Seaweed chips, anyone? You might want to wash those down with some chunky water.
Thaifex World of Food was held in May in Bangkok’s Impact Exhibition Center. It was a huge show, comprising some 1,011 exhibitors from 33 countries, 210,000 sq. ft. and 70,000 attendees (22,000 during the trade-only days, 48,000 when open to the public) in its five-day run. It was organized by the Thai Chamber of Commerce and Dept. of Export Promotion.
One of our first observations was the number of booths carrying quality certification marks. ISO 9001:2000, GMP and HACCP shouted from many of the displays (as did Halal certification), as if to allay any Westerner’s doubts that modern, sanitary techniques are used in that country.
Avian flu was “very bad here three yeas ago,” one of our escorts told us, “but it has been eradicated.” Chicken products are strongly rebounding as a key animal protein for Thais. Both in discussions at the show and in visits to processing plants, one of them very remote, sanitation and food safety clearly are paramount with Thai food companies. A traceability system exists for vital export commodities and is growing for domestic products.
Another big label was organic. Organic farming is strongly suggested by Thai agricultural officials, and genetically modified organisms appear to be unwelcome, if not outlawed. Many of the products at the show proudly wore organic declarations.
More familiar, and with good reason, are dragonfruit, lychee, starfruit and mangosteen. Two that seemed unfamiliar, yet impressed most in the group, were rambutan, a scary-looking fruit covered in red tentacles, and longan, resembling large green olives. Both have sweet, succulent fruit resembling grapes.
A quick walkabout of the Thaifex show floor turned up these interesting products:
- Take the same recipe as potato chips but form them into thin crackers and you have Boogie snacks from Nelie. The true potato flavor seems to benefit from the added thickness.
- The chunky water alluded to earlier was a drink with chunks of aloe suspended in beverages of various flavors. Several companies had similar products on display, including Sapanan General Food Co.
- Keko Marketing had two remarkably beautiful containers for its Glinter beverages. A traditional-looking soft drink “can” was made of clear PET, but still had the standard aluminum top and pull-ring. And Glinter mineral water comes in an attractively sculpted PET bottle with a full-width cap.
- Gingen offered tastes of a drink made with chrysanthemum and honey. Floral extracts and tastes were widespread at show.

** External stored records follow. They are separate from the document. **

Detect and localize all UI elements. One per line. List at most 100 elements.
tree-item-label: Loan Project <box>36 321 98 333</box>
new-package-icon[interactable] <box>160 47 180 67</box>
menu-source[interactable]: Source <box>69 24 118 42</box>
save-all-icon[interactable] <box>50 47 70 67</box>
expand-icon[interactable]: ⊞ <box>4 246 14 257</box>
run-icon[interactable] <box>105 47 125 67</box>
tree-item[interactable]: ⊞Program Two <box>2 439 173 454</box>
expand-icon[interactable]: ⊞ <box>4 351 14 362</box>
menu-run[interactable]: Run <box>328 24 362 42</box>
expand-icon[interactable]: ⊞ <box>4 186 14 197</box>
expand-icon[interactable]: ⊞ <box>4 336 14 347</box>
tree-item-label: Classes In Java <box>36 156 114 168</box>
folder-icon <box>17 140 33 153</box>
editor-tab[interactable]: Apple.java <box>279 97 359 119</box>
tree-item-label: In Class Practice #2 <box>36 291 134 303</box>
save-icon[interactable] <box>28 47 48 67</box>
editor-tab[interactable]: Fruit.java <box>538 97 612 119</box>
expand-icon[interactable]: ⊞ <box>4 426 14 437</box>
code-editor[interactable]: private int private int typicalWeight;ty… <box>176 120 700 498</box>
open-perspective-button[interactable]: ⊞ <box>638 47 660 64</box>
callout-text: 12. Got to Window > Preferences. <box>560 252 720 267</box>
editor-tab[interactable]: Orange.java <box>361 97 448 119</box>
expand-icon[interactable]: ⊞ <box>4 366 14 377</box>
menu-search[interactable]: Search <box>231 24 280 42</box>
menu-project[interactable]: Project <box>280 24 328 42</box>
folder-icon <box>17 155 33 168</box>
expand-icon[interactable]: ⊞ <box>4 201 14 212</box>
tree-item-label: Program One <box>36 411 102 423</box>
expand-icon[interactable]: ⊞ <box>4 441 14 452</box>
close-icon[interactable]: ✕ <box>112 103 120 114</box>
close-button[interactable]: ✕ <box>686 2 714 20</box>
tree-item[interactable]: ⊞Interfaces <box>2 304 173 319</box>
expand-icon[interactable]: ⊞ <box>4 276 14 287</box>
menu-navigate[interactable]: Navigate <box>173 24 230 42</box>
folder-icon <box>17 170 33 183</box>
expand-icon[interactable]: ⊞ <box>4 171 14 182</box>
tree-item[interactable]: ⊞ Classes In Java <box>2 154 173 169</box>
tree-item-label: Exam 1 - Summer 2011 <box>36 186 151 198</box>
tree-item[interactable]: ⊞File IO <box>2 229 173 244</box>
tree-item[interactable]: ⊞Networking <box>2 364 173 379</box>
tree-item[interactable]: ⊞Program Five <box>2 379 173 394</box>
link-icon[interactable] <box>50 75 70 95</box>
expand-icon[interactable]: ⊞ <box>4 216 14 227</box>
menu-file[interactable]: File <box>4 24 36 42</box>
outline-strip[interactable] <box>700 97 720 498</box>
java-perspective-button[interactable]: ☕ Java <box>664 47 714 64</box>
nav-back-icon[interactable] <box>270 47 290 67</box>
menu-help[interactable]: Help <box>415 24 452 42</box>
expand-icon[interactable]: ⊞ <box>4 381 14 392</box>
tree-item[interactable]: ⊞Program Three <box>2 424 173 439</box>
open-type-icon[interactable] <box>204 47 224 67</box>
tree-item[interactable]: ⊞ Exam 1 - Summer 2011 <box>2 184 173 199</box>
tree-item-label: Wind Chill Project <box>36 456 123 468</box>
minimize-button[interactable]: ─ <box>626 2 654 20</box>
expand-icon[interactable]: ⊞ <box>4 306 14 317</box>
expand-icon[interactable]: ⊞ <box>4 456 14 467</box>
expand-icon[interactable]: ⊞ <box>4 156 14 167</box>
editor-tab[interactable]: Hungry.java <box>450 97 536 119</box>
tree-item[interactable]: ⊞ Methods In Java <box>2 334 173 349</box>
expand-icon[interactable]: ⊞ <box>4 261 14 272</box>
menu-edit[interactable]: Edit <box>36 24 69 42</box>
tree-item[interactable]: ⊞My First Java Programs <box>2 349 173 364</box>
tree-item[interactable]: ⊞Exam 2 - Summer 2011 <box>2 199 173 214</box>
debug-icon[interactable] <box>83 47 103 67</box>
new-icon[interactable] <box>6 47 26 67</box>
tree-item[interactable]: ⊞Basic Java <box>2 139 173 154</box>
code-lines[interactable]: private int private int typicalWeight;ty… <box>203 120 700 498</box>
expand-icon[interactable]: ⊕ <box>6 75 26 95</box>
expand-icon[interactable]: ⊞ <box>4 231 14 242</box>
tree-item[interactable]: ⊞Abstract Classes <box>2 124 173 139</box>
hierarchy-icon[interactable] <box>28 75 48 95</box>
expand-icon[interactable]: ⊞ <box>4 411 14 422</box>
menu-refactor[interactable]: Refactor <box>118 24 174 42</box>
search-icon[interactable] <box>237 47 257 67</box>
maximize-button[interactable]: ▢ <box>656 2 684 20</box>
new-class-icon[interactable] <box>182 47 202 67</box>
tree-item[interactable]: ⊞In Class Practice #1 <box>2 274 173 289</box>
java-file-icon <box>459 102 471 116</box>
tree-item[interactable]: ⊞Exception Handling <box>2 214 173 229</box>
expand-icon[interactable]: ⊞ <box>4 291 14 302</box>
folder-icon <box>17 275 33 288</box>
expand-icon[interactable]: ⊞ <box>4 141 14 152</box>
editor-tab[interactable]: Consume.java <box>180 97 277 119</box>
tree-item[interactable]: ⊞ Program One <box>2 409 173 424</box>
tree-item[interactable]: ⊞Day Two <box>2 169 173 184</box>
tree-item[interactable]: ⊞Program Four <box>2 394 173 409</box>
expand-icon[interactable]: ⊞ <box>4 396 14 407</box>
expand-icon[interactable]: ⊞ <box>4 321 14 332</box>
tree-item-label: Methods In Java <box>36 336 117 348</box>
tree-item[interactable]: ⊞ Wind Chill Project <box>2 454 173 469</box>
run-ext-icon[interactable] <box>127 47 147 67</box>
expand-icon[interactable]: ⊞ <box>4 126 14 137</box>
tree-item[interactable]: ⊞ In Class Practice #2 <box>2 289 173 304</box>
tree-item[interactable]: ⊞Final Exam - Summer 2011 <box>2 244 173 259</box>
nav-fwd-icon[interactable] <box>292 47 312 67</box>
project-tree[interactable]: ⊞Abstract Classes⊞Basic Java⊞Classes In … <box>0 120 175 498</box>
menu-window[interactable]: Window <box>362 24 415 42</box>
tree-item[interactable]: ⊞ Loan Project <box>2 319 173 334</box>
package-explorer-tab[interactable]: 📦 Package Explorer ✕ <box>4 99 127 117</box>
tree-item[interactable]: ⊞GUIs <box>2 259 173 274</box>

And there was a handful of American brands. Florida’s Natural, imported by Food Gallery Co., caters mostly to Western visitors and expatriates, although wealthier Thais are appreciating the difference over Asian orange juices. Bud’s Ice Cream from San Francisco has a similar experience, although the American-style products are made in Thailand by a licensee. Dole has a Thailand joint venture. The Washington Apple Commission was there.
Several Thai companies made very good copies of gelato, complete with Italian names.
Dave Rockwood, president of Rockwood Trading, with offices in both Bangkok and Park City, Utah, shared some insights as an importer and exporter: “Our most successful product exporting to the USA is mangosteen, both whole fruit puree and juice concentrates. Thailand has the highest quality of food safety and best supply chain and post-harvest management,” he said.
His most successful product of all imports right now, however, comes from Brazil. Apparently Thailand is just as nuts for acai and its extracts as is the U.S. “Often it is a sub component for super fruit antioxidant juices, then exported throughout Asia in finished goods.”